Villa La Zambra is an historical building located in Quinto in the road named Antonio Gramsci which connects Sesto Fiorentino to Florence. Known also as "Villa Bianchini", Zambra has a planimetric development in the shape of a T with a front on via Gramsci 522. The facade culminating with a central gable aedicule is typical of the villas of the early eighteenth century (rococo) and is the result of different renovations realized in different ages starting from an ancient building already registered in the 15th century. The Ginori family bought the property and restore it has a wedding present for the marriage of Giovanni Giuseppe Ginori and Cassandra Ricasoli which took place on 23 September 1721. The property has been notarized by Minister of Culture for its frescoes by the Florentine painter Giovanni Antonio Pucci (1677–1739) who signed (1711) the canvas on the altar of the little private chapel inside the Villa.
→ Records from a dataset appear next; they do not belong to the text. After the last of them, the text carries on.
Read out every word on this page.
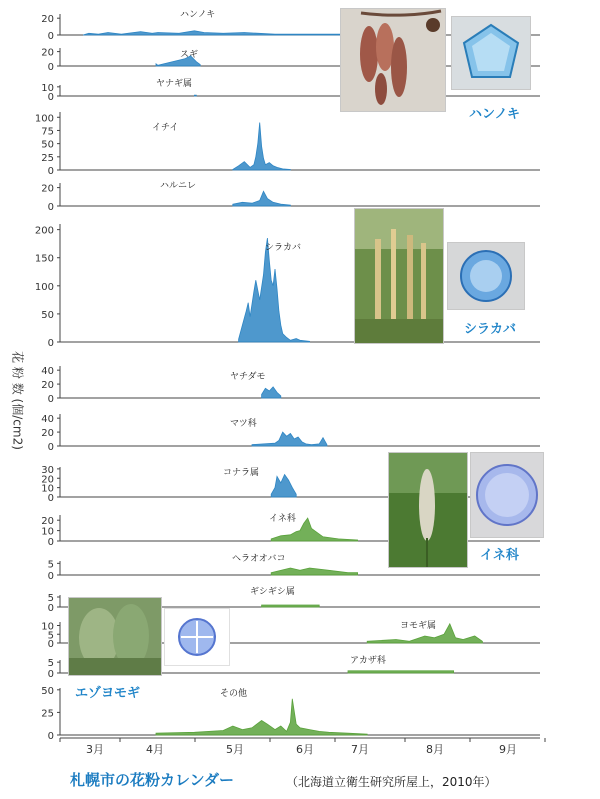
花 粉 数 (個/cm2)
0
20	ハンノキ
0
20	スギ
0
10	ヤナギ属
0
25
50
75
100
イチイ
0
20	ハルニレ
0
50
100
150
200
シラカバ
0
20
40	ヤチダモ
0
20
40	マツ科
0
10
20
30	コナラ属
0
10
20	イネ科
0
5
ヘラオオバコ
0
5
ギシギシ属
0
5
10	ヨモギ属
0
5	アカザ科
0
25
50	その他
3月	4月	5月	6月	7月	8月	9月
ハンノキ
シラカバ
イネ科
エゾヨモギ
札幌市の花粉カレンダー	（北海道立衛生研究所屋上，2010年）
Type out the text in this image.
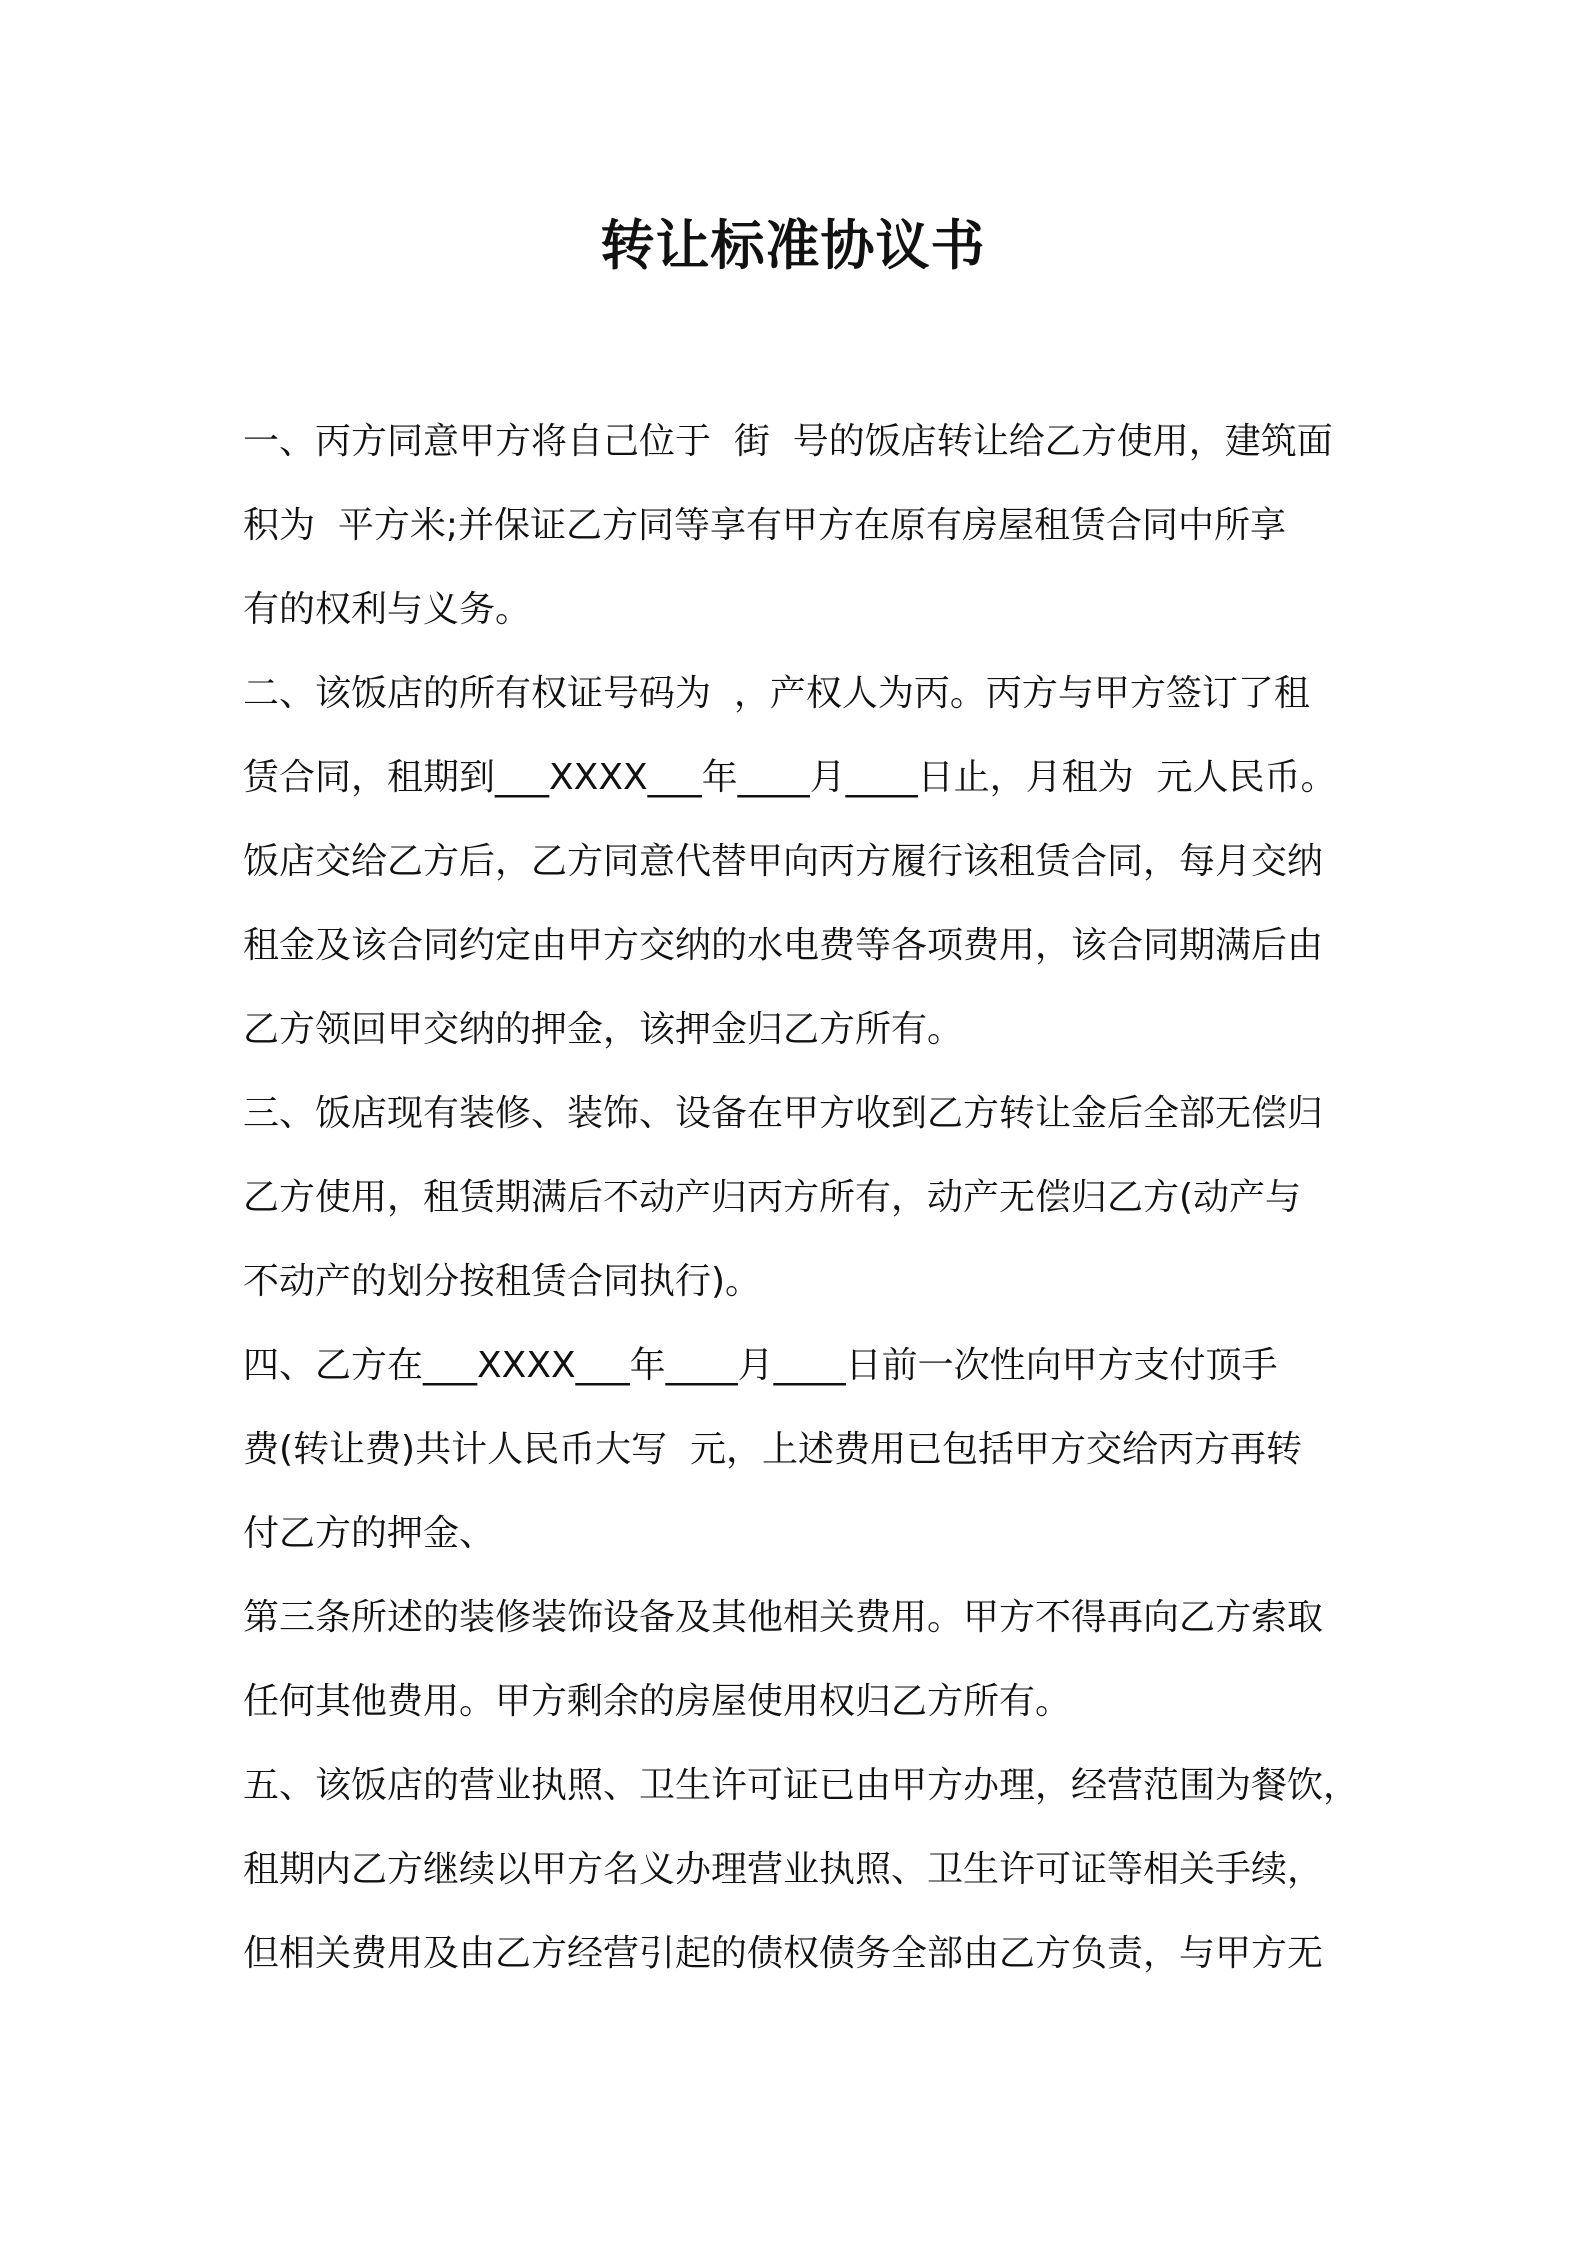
转让标准协议书
一、丙方同意甲方将自己位于  街  号的饭店转让给乙方使用，建筑面
积为  平方米;并保证乙方同等享有甲方在原有房屋租赁合同中所享
有的权利与义务。
二、该饭店的所有权证号码为  ，产权人为丙。丙方与甲方签订了租
赁合同，租期到___XXXX___年____月____日止，月租为  元人民币。
饭店交给乙方后，乙方同意代替甲向丙方履行该租赁合同，每月交纳
租金及该合同约定由甲方交纳的水电费等各项费用，该合同期满后由
乙方领回甲交纳的押金，该押金归乙方所有。
三、饭店现有装修、装饰、设备在甲方收到乙方转让金后全部无偿归
乙方使用，租赁期满后不动产归丙方所有，动产无偿归乙方(动产与
不动产的划分按租赁合同执行)。
四、乙方在___XXXX___年____月____日前一次性向甲方支付顶手
费(转让费)共计人民币大写  元，上述费用已包括甲方交给丙方再转
付乙方的押金、
第三条所述的装修装饰设备及其他相关费用。甲方不得再向乙方索取
任何其他费用。甲方剩余的房屋使用权归乙方所有。
五、该饭店的营业执照、卫生许可证已由甲方办理，经营范围为餐饮，
租期内乙方继续以甲方名义办理营业执照、卫生许可证等相关手续，
但相关费用及由乙方经营引起的债权债务全部由乙方负责，与甲方无
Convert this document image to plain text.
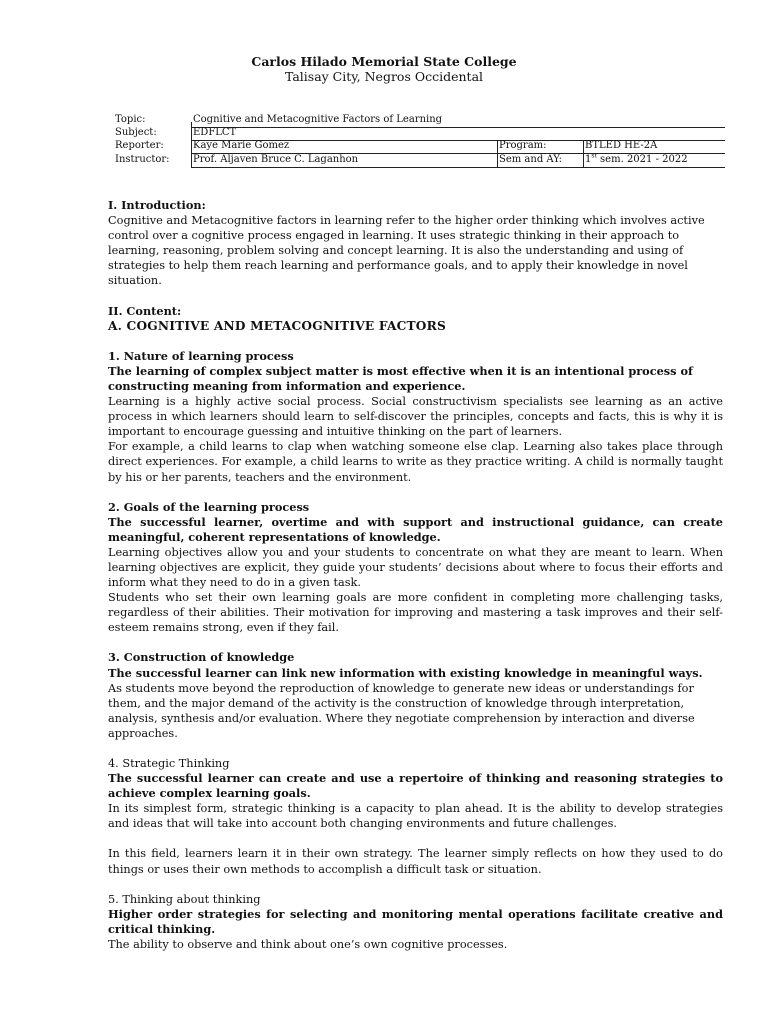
Carlos Hilado Memorial State College
Talisay City, Negros Occidental
Topic:	Cognitive and Metacognitive Factors of Learning
Subject:	EDFLCT
Reporter:	Kaye Marie Gomez	Program:	BTLED HE-2A
Instructor: Prof. Aljaven Bruce C. Laganhon	Sem and AY: 1st sem. 2021 - 2022

I. Introduction:

Cognitive and Metacognitive factors in learning refer to the higher order thinking which involves active control over a cognitive process engaged in learning. It uses strategic thinking in their approach to learning, reasoning, problem solving and concept learning. It is also the understanding and using of strategies to help them reach learning and performance goals, and to apply their knowledge in novel situation.

II. Content:

A. COGNITIVE AND METACOGNITIVE FACTORS

1. Nature of learning process

The learning of complex subject matter is most effective when it is an intentional process of constructing meaning from information and experience.

Learning is a highly active social process. Social constructivism specialists see learning as an active process in which learners should learn to self-discover the principles, concepts and facts, this is why it is important to encourage guessing and intuitive thinking on the part of learners.

For example, a child learns to clap when watching someone else clap. Learning also takes place through direct experiences. For example, a child learns to write as they practice writing. A child is normally taught by his or her parents, teachers and the environment.

2. Goals of the learning process

The successful learner, overtime and with support and instructional guidance, can create meaningful, coherent representations of knowledge.

Learning objectives allow you and your students to concentrate on what they are meant to learn. When learning objectives are explicit, they guide your students’ decisions about where to focus their efforts and inform what they need to do in a given task.

Students who set their own learning goals are more confident in completing more challenging tasks, regardless of their abilities. Their motivation for improving and mastering a task improves and their self-esteem remains strong, even if they fail.

3. Construction of knowledge

The successful learner can link new information with existing knowledge in meaningful ways.

As students move beyond the reproduction of knowledge to generate new ideas or understandings for them, and the major demand of the activity is the construction of knowledge through interpretation, analysis, synthesis and/or evaluation. Where they negotiate comprehension by interaction and diverse approaches.

4. Strategic Thinking

The successful learner can create and use a repertoire of thinking and reasoning strategies to achieve complex learning goals.

In its simplest form, strategic thinking is a capacity to plan ahead. It is the ability to develop strategies and ideas that will take into account both changing environments and future challenges.

In this field, learners learn it in their own strategy. The learner simply reflects on how they used to do things or uses their own methods to accomplish a difficult task or situation.

5. Thinking about thinking

Higher order strategies for selecting and monitoring mental operations facilitate creative and critical thinking.

The ability to observe and think about one’s own cognitive processes.
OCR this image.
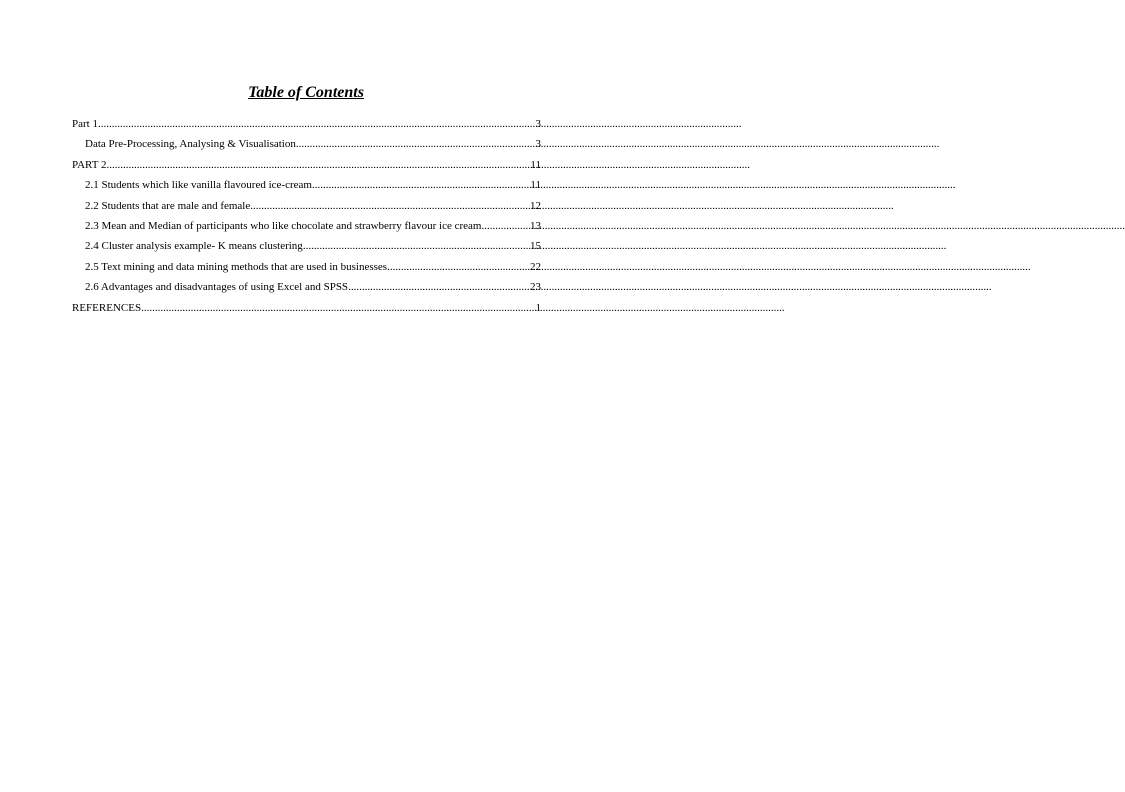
Table of Contents
Part 1 .....	3
Data Pre-Processing, Analysing & Visualisation .....	3
PART 2 .....	11
2.1 Students which like vanilla flavoured ice-cream .....	11
2.2 Students that are male and female .....	12
2.3 Mean and Median of participants who like chocolate and strawberry flavour ice cream .....	13
2.4 Cluster analysis example- K means clustering .....	15
2.5 Text mining and data mining methods that are used in businesses .....	22
2.6 Advantages and disadvantages of using Excel and SPSS .....	23
REFERENCES .....	1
The villa is published in "Il Paesaggio Riconosciuto" Edizioni Vangelista Milano 1984 and is cited in various other publications like "The Florentine Villa: Architecture History Society" by Grazia Gobbi Sica.

The property of over 1,300 square meters on two floors, with a large courtyard of over 1500 square meters with driveway access, has been completely restored in the late 1990s and is rented to the Ministry of the Interior of Italy, Department of Public Security, Polizia di Stato.